Ever wanted to blow up the centre of Bradford and re-design it yourself?
A new computer game will let you do just that by "zapping" any building you like - from much-loved landmarks like the Odeon to brand new developments like the banana-shaped block in Centenary Square.
The city's architecture is to be the basis for one of the most complex computer games ever made to help people feel part of the regeneration.
Steve Manthorp, special projects officer for Bradford Council, said: "The idea is to give people pride in the city and an interest, and a way of expressing that.
"Some people find themselves unhappy with the way the city is and, hopefully, this is a way of allowing them to do something about it."
Buildings have been reproduced in 3-D for the new game - called Plasticity - and players will be able to walk, run and possibly drive around them in cars or wheelchairs on screen. They will even be able to "swim" in the masterplan's city hall lake.
Players will have different "wands" at their disposal to alter buildings by growing, shrinking, stretching, squeezing or retexturing them by painting them or replacing bricks with stone. Buildings can be removed completely and replaced with fantasy structures.

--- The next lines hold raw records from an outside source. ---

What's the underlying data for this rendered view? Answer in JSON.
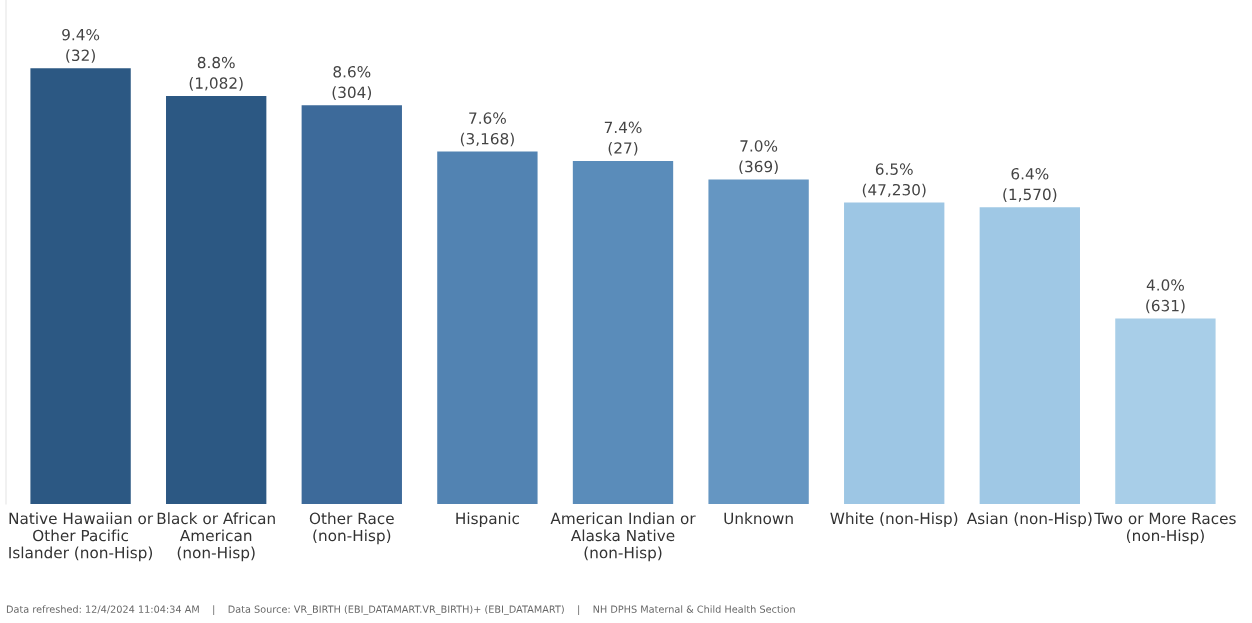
{
  "chart_data": {
    "type": "bar",
    "categories": [
      "Native Hawaiian or\nOther Pacific\nIslander (non-Hisp)",
      "Black or African\nAmerican\n(non-Hisp)",
      "Other Race\n(non-Hisp)",
      "Hispanic",
      "American Indian or\nAlaska Native\n(non-Hisp)",
      "Unknown",
      "White (non-Hisp)",
      "Asian (non-Hisp)",
      "Two or More Races\n(non-Hisp)"
    ],
    "values": [
      9.4,
      8.8,
      8.6,
      7.6,
      7.4,
      7.0,
      6.5,
      6.4,
      4.0
    ],
    "value_labels": [
      "9.4%\n(32)",
      "8.8%\n(1,082)",
      "8.6%\n(304)",
      "7.6%\n(3,168)",
      "7.4%\n(27)",
      "7.0%\n(369)",
      "6.5%\n(47,230)",
      "6.4%\n(1,570)",
      "4.0%\n(631)"
    ],
    "colors": [
      "#2c5883",
      "#2c5883",
      "#3d6a9a",
      "#5283b2",
      "#5a8cba",
      "#6596c2",
      "#9dc6e4",
      "#9fc8e5",
      "#a8cee8"
    ],
    "ylim": [
      0,
      10.87
    ],
    "tick_labels": "x",
    "grid": false,
    "legend": false,
    "annotations": [
      "Data refreshed: 12/4/2024 11:04:34 AM    |    Data Source: VR_BIRTH (EBI_DATAMART.VR_BIRTH)+ (EBI_DATAMART)    |    NH DPHS Maternal & Child Health Section"
    ]
  }
}
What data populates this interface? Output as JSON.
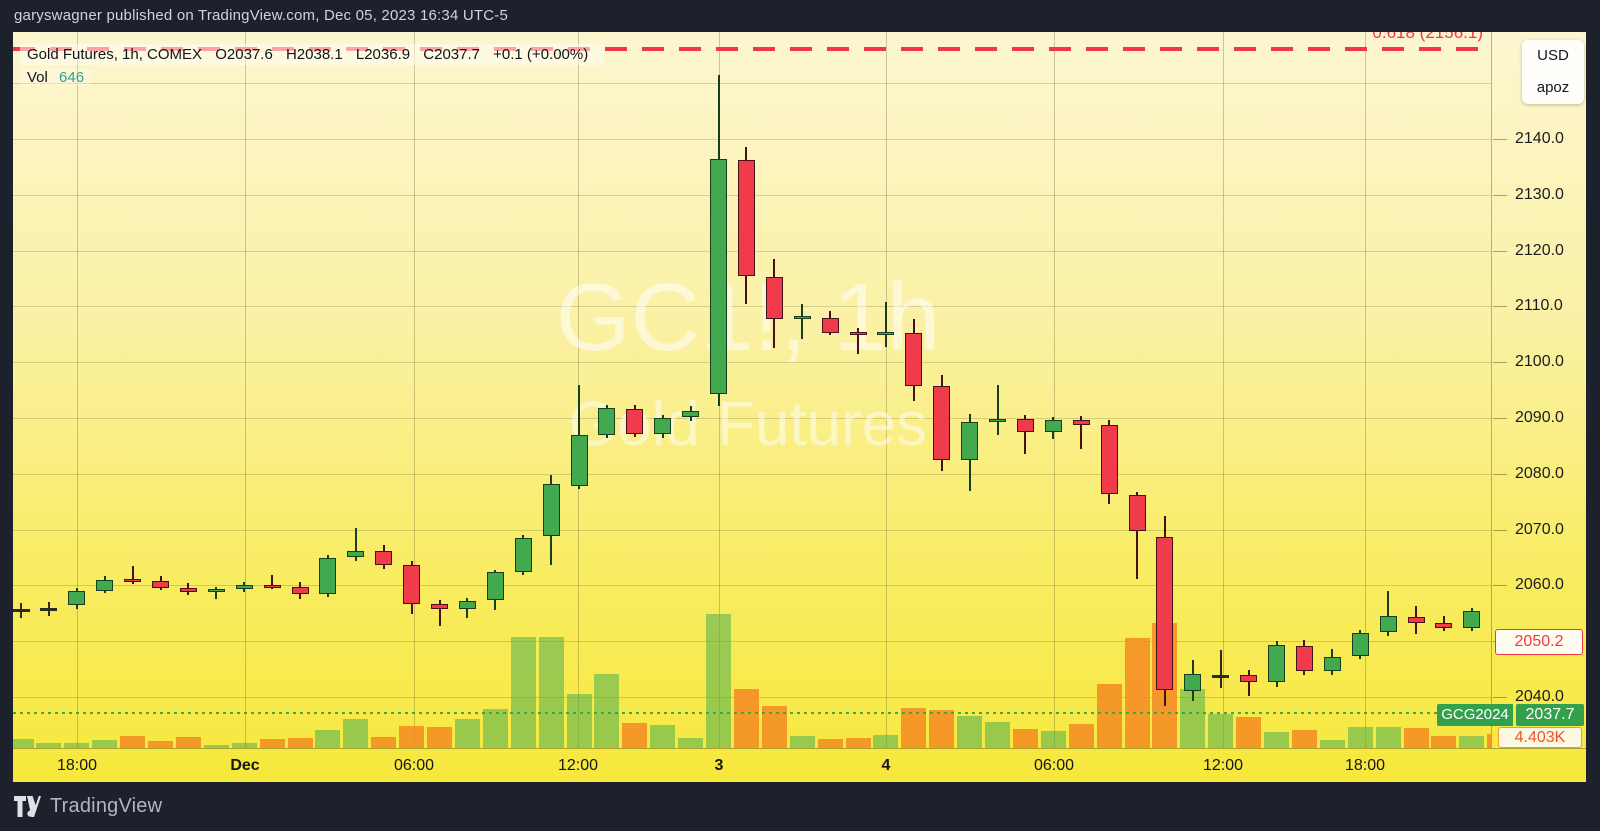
{
  "header": {
    "text": "garyswagner published on TradingView.com, Dec 05, 2023 16:34 UTC-5"
  },
  "legend": {
    "title": "Gold Futures, 1h, COMEX",
    "open": "O2037.6",
    "high": "H2038.1",
    "low": "L2036.9",
    "close": "C2037.7",
    "change": "+0.1 (+0.00%)",
    "vol_label": "Vol",
    "vol_value": "646"
  },
  "watermark": {
    "line1": "GC1!, 1h",
    "line2": "Gold Futures"
  },
  "fib": {
    "label": "0.618 (2156.1)",
    "price": 2156.1
  },
  "unit_box": {
    "currency": "USD",
    "unit": "apoz"
  },
  "price_labels": {
    "last_price": "2050.2",
    "contract": "GCG2024",
    "contract_price": "2037.7",
    "last_volume": "4.403K"
  },
  "footer": {
    "brand": "TradingView"
  },
  "colors": {
    "up_fill": "#42a94e",
    "up_border": "#173f1f",
    "down_fill": "#ef3b4a",
    "down_border": "#471119",
    "neutral": "#2b2b22",
    "vol_up": "rgba(76,175,80,0.55)",
    "vol_down": "rgba(243,139,35,0.85)",
    "fib": "#f23645",
    "contract_line": "#3fa64d",
    "bg_top": "#fcf6d0",
    "bg_bottom": "#f7e83c"
  },
  "chart_data": {
    "type": "candlestick",
    "symbol": "GC1!",
    "name": "Gold Futures",
    "timeframe": "1h",
    "exchange": "COMEX",
    "legend_ohlc": {
      "open": 2037.6,
      "high": 2038.1,
      "low": 2036.9,
      "close": 2037.7,
      "change": 0.1,
      "change_pct": 0.0
    },
    "current_volume": 646,
    "y_axis": {
      "ticks": [
        2140,
        2130,
        2120,
        2110,
        2100,
        2090,
        2080,
        2070,
        2060,
        2050,
        2040
      ],
      "visible_range": [
        2031,
        2159
      ],
      "unit": "USD apoz"
    },
    "x_axis_labels": [
      "18:00",
      "Dec",
      "06:00",
      "12:00",
      "3",
      "4",
      "06:00",
      "12:00",
      "18:00"
    ],
    "fib_level": {
      "ratio": 0.618,
      "price": 2156.1
    },
    "contract_price_line": {
      "symbol": "GCG2024",
      "price": 2037.7
    },
    "last_price": 2050.2,
    "last_volume_label": "4.403K",
    "candles_fields": [
      "open",
      "high",
      "low",
      "close",
      "volume_rel"
    ],
    "candles": [
      [
        2055.8,
        2056.8,
        2054.2,
        2055.8,
        9
      ],
      [
        2056.0,
        2057.0,
        2054.6,
        2056.0,
        5
      ],
      [
        2056.4,
        2059.6,
        2055.8,
        2059.0,
        5
      ],
      [
        2059.0,
        2061.6,
        2058.6,
        2061.0,
        8
      ],
      [
        2061.2,
        2063.4,
        2060.2,
        2060.8,
        12
      ],
      [
        2060.8,
        2061.6,
        2059.2,
        2059.6,
        7
      ],
      [
        2059.6,
        2060.4,
        2058.2,
        2058.9,
        11
      ],
      [
        2058.9,
        2059.8,
        2057.6,
        2059.3,
        3
      ],
      [
        2059.3,
        2060.6,
        2058.9,
        2060.1,
        5
      ],
      [
        2060.1,
        2061.8,
        2059.4,
        2059.8,
        9
      ],
      [
        2059.8,
        2060.6,
        2057.6,
        2058.4,
        10
      ],
      [
        2058.4,
        2065.4,
        2058.0,
        2065.0,
        18
      ],
      [
        2065.0,
        2070.3,
        2064.4,
        2066.2,
        29
      ],
      [
        2066.2,
        2067.3,
        2063.0,
        2063.7,
        11
      ],
      [
        2063.7,
        2064.4,
        2054.8,
        2056.7,
        22
      ],
      [
        2056.7,
        2057.4,
        2052.7,
        2055.8,
        21
      ],
      [
        2055.7,
        2057.8,
        2054.2,
        2057.2,
        29
      ],
      [
        2057.3,
        2062.8,
        2055.6,
        2062.4,
        39
      ],
      [
        2062.4,
        2069.0,
        2061.8,
        2068.5,
        111
      ],
      [
        2068.8,
        2079.8,
        2063.6,
        2078.1,
        111
      ],
      [
        2077.8,
        2096.0,
        2077.2,
        2087.0,
        54
      ],
      [
        2087.0,
        2092.3,
        2086.4,
        2091.8,
        74
      ],
      [
        2091.7,
        2092.4,
        2086.6,
        2087.1,
        25
      ],
      [
        2087.1,
        2090.6,
        2086.5,
        2090.0,
        23
      ],
      [
        2090.2,
        2092.1,
        2089.4,
        2091.3,
        10
      ],
      [
        2094.3,
        2151.5,
        2092.2,
        2136.4,
        134
      ],
      [
        2136.2,
        2138.5,
        2110.4,
        2115.4,
        59
      ],
      [
        2115.2,
        2118.5,
        2102.6,
        2107.8,
        42
      ],
      [
        2107.8,
        2110.4,
        2104.1,
        2108.2,
        12
      ],
      [
        2108.0,
        2109.2,
        2104.8,
        2105.3,
        9
      ],
      [
        2105.4,
        2106.2,
        2101.4,
        2105.1,
        10
      ],
      [
        2105.1,
        2110.7,
        2102.8,
        2105.5,
        13
      ],
      [
        2105.3,
        2107.7,
        2093.1,
        2095.8,
        40
      ],
      [
        2095.8,
        2097.7,
        2080.5,
        2082.4,
        38
      ],
      [
        2082.4,
        2090.7,
        2076.9,
        2089.3,
        32
      ],
      [
        2089.3,
        2095.9,
        2087.0,
        2089.9,
        26
      ],
      [
        2089.8,
        2090.6,
        2083.6,
        2087.5,
        19
      ],
      [
        2087.5,
        2090.2,
        2086.2,
        2089.6,
        17
      ],
      [
        2089.6,
        2090.4,
        2084.4,
        2088.8,
        24
      ],
      [
        2088.8,
        2089.6,
        2074.5,
        2076.3,
        64
      ],
      [
        2076.2,
        2076.8,
        2061.2,
        2069.8,
        110
      ],
      [
        2068.6,
        2072.4,
        2038.3,
        2041.2,
        125
      ],
      [
        2041.0,
        2046.6,
        2039.3,
        2044.1,
        59
      ],
      [
        2044.0,
        2048.4,
        2041.6,
        2044.0,
        34
      ],
      [
        2044.0,
        2044.8,
        2040.2,
        2042.7,
        31
      ],
      [
        2042.7,
        2050.0,
        2041.8,
        2049.3,
        16
      ],
      [
        2049.2,
        2050.3,
        2044.0,
        2044.6,
        18
      ],
      [
        2044.7,
        2048.6,
        2044.0,
        2047.2,
        8
      ],
      [
        2047.4,
        2052.0,
        2046.8,
        2051.4,
        21
      ],
      [
        2051.6,
        2059.0,
        2051.0,
        2054.5,
        21
      ],
      [
        2054.4,
        2056.3,
        2051.3,
        2053.2,
        20
      ],
      [
        2053.3,
        2054.6,
        2051.8,
        2052.4,
        12
      ],
      [
        2052.3,
        2056.0,
        2051.8,
        2055.4,
        12
      ],
      [
        2055.2,
        2055.8,
        2048.0,
        2050.2,
        14
      ]
    ],
    "time_ticks_x": [
      64,
      232,
      401,
      565,
      706,
      873,
      1041,
      1210,
      1352
    ],
    "time_ticks_bold": [
      false,
      true,
      false,
      false,
      true,
      true,
      false,
      false,
      false
    ],
    "price_gridlines": [
      2150,
      2140,
      2130,
      2120,
      2110,
      2100,
      2090,
      2080,
      2070,
      2060,
      2050,
      2040
    ]
  }
}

"There will also be an 'Alsop wand' which will only operate on certain targets," said Mr Manthorp, referring to Will Alsop, the architect behind the city centre masterplan.

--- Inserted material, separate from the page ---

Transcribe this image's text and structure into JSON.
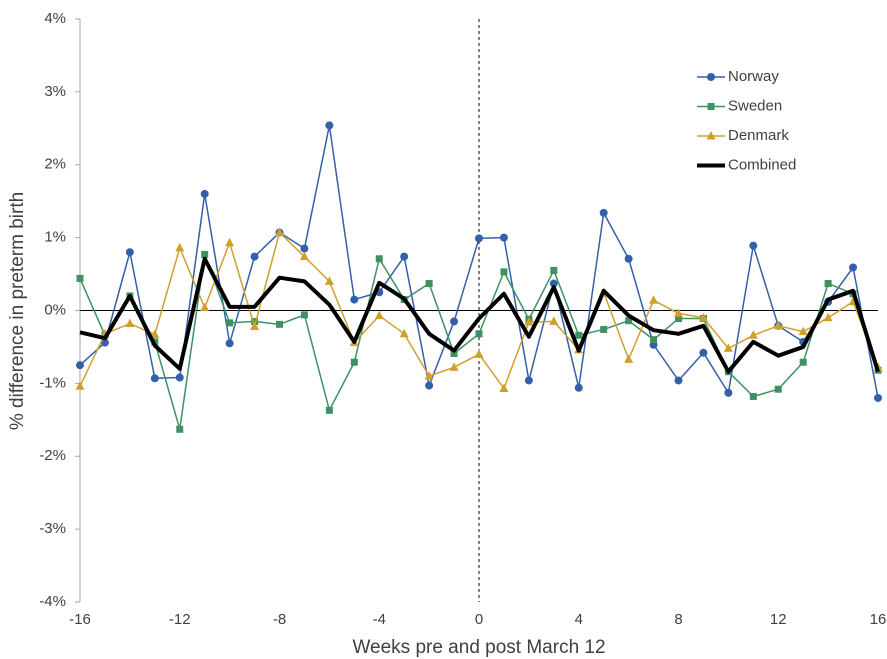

"Using it will spectacularly transform the current features into the Alsop vision of the city.
"Rather than a cold, passive fly-through, Plasticity will allow players complete freedom of movement in real-time, with models and textures rendered in high resolution.

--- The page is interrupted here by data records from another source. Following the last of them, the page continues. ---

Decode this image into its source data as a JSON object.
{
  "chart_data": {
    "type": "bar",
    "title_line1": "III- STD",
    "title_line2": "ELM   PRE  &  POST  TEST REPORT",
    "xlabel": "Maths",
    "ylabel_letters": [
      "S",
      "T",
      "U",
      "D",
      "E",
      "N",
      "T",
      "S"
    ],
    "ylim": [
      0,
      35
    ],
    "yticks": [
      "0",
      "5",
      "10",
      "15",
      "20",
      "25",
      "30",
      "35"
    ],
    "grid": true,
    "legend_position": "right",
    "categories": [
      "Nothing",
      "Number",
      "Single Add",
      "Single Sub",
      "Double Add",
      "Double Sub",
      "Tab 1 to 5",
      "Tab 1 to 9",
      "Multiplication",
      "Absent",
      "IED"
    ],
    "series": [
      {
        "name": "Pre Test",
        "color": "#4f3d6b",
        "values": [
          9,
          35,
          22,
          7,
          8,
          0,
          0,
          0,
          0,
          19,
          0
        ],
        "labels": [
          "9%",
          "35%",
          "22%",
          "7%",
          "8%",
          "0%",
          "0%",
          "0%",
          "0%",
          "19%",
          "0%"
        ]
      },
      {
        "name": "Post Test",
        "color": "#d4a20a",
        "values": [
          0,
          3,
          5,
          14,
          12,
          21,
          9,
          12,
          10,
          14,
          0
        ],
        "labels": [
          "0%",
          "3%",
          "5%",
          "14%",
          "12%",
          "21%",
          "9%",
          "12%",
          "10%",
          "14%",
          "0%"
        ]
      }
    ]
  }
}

"Having created the City Lake for themselves with the Alsop Wand, they can walk around it or even swim in it."
Mr Manthorp said the personal level of interaction with the masterplan would make people feel part of the regeneration process.
When it is ready, the game will be used in schools and media centres across the district to generate debate and interest in the development of Bradford and to provide data that will be used by regeneration bodies, architects and city planners. Mr Manthorp said the final city created by each playing of the game would be saved and all the ideas pooled to create a "democratic city".
He said: "This is going to be one of the most complex games that has ever been made and it seems that it can only run on high-end (the most powerful) machines so there is little point in making it down-loadable, but it is still our dream to put it on the Internet, it is simply a question of how it is going to be done."
The computer-generated images have been modelled by Austrian computer games artist Mathias Fuchs, who is a senior lecturer at Salford University, and a team of three gaming experts: Kelvin Ward, Umran Ali and Vera Schlusmans.
Plasticity is the first project funded by the Lightwave project, which is a collaboration between Bradford Council, the National Museum of Photography, Film & Television, the University of Bradford and the Learning and Skills Council for West Yorkshire.
The project's aims are described as being to pioneer and promote new forms of creative industry content, develop new models of participatory learning, inspire fusions of grass-roots and expert cultures, foster innovation and wealth-creation through collaboration, to drive a regeneration of cityscape and life.